Wie sie hämisch lacht ... Direkt vor mir. Sie ... An diesem verlassenen Ort. 

»Du bist unglaublich dumm«, sagt sie zu mir in einem Ton, den ich noch nie aus ihrem Mund gehört habe. 

Perplex starre ich diese mir fremdgewordene Frau an, derweil sich ihre Worte wie tausende messerscharfe Spitzen in mich bohren. Ich bin zu verwirrt zum Antworten ... 

Wollte sie sich deswegen unbedingt mit mir heute treffen? Um mir das mitzuteilen? Sie, die mich immer bestärkte? Was ist nur mit ihr passiert? Sie ist nicht mehr die Fay, die ich kannte ... Ich wollte es nur nicht wahrhaben. 

»Willst du dich gar nicht dazu äußern?« 

»Was willst du von mir?«, bekomme ich doch aus mir heraus. An meiner Stimme bemerke ich erst, wie ängstlich ich sein muss. Meine Konzentration ruht auf ihr, ihrem Gesicht, ihrem Lachen, ich verstehe es nicht. Mit jeder Sekunde mehr schnürt sich alles enger zusammen. Was hat sie vor? 

»Ich wollte, dass du mit hierherkommst.« 

Vom Hafen hierher schien noch alles wie die vergangenen Monate ... Als würde gerade eine Horde losgelassener Insekten sich meinen Hinterkörper bis hinauf zu meinem Nacken bewegen, wird er von ungestümen Wellen durchzuckt ... 

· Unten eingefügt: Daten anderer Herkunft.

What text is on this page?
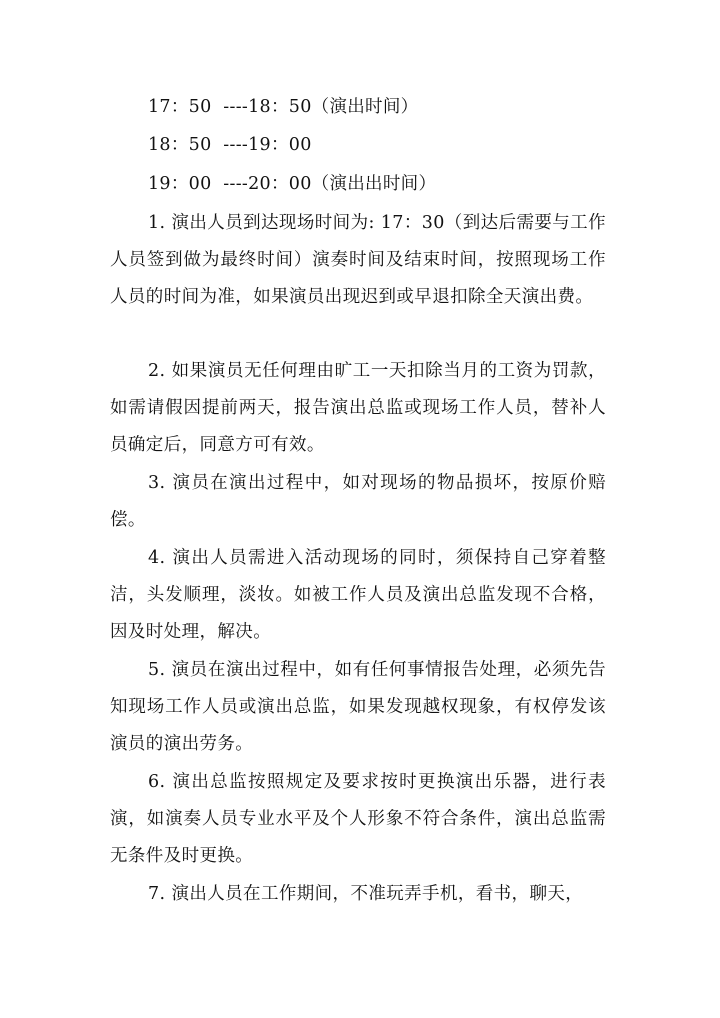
17：50  ----18：50（演出时间）
18：50  ----19：00
19：00  ----20：00（演出出时间）
1. 演出人员到达现场时间为: 17：30（到达后需要与工作人员签到做为最终时间）演奏时间及结束时间，按照现场工作人员的时间为准，如果演员出现迟到或早退扣除全天演出费。
2. 如果演员无任何理由旷工一天扣除当月的工资为罚款，如需请假因提前两天，报告演出总监或现场工作人员，替补人员确定后，同意方可有效。
3. 演员在演出过程中，如对现场的物品损坏，按原价赔偿。
4. 演出人员需进入活动现场的同时，须保持自己穿着整洁，头发顺理，淡妆。如被工作人员及演出总监发现不合格，因及时处理，解决。
5. 演员在演出过程中，如有任何事情报告处理，必须先告知现场工作人员或演出总监，如果发现越权现象，有权停发该演员的演出劳务。
6. 演出总监按照规定及要求按时更换演出乐器，进行表演，如演奏人员专业水平及个人形象不符合条件，演出总监需无条件及时更换。
7. 演出人员在工作期间，不准玩弄手机，看书，聊天，
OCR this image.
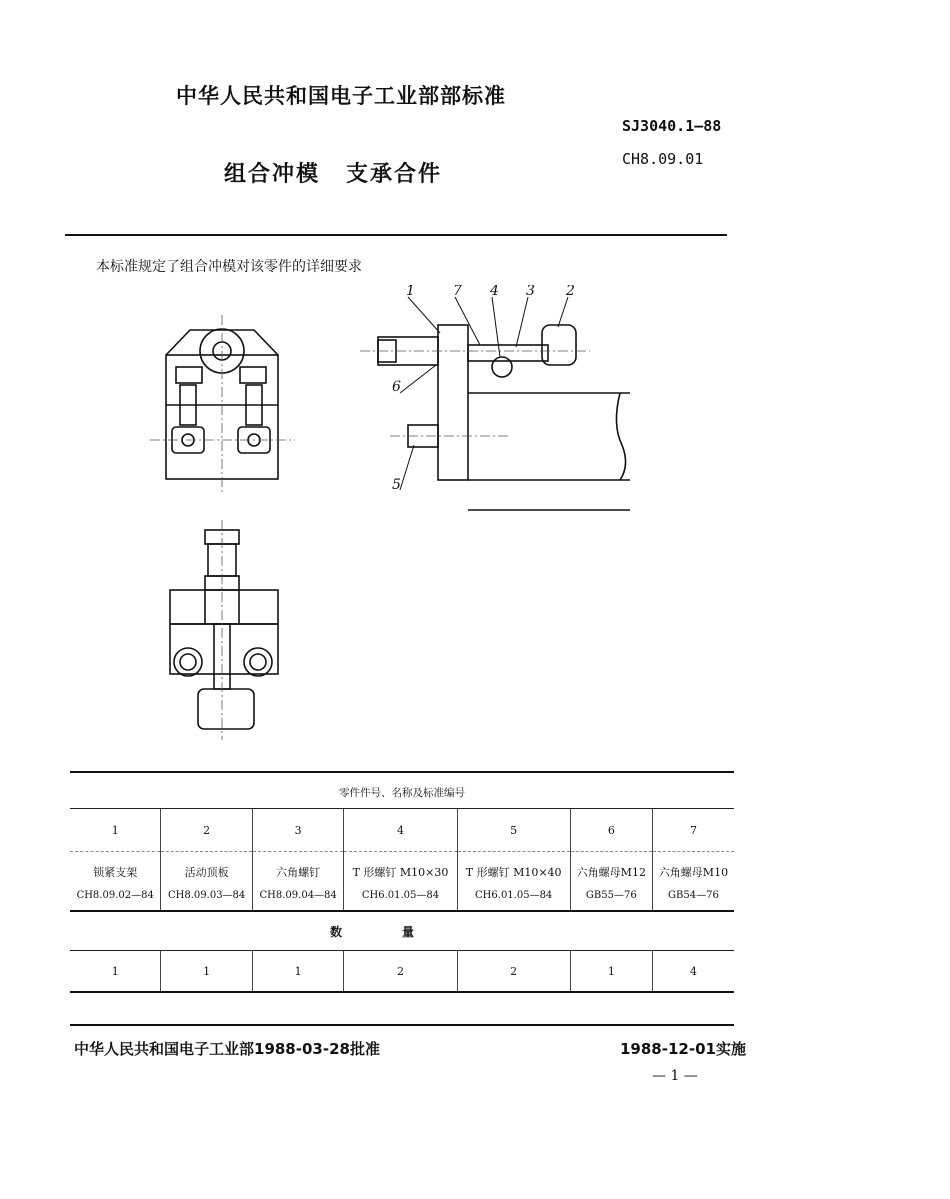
中华人民共和国电子工业部部标准
SJ3040.1—88
CH8.09.01
组合冲模 支承合件
本标准规定了组合冲模对该零件的详细要求
1	7 4 3 2
6
5
零件件号、名称及标准编号						
1	2	3	4	5	6	7
锁紧支架	活动顶板	六角螺钉	T 形螺钉 M10×30	T 形螺钉 M10×40	六角螺母M12	六角螺母M10
CH8.09.02—84	CH8.09.03—84	CH8.09.04—84	CH6.01.05—84	CH6.01.05—84	GB55—76	GB54—76
数量						
1	1	1	2	2	1	4
中华人民共和国电子工业部1988-03-28批准	1988-12-01实施
— 1 —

»Wo...zu? Was ... ist so ... wichtig?« 

»Das wirst du gleich erfahren.« 

»Worum ... geht es hier?«, kratze ich meinen Mut zusammen. 

»Schon um dich, aber eigentlich viel eher um ... Na ja, wie ich sagte, du bist dumm.« 

Warum tut sie mir das an? Was habe ich ihr getan? 

»Um ... wen ... geht es dann?« Die Angst frisst sich durch mich hinweg, wie Termiten durch Holzbalken, die damit ganze Gebäude zum Einsturz bringen. 

»Fay natürlich. Kommst du jetzt mit? Boah ey. Also ich verstehe wirklich nicht, was sie an dir so toll findet.« 

Fay? Hat sie gerade gesagt, dass es um Fay geht? Und ... wer ... ist ... 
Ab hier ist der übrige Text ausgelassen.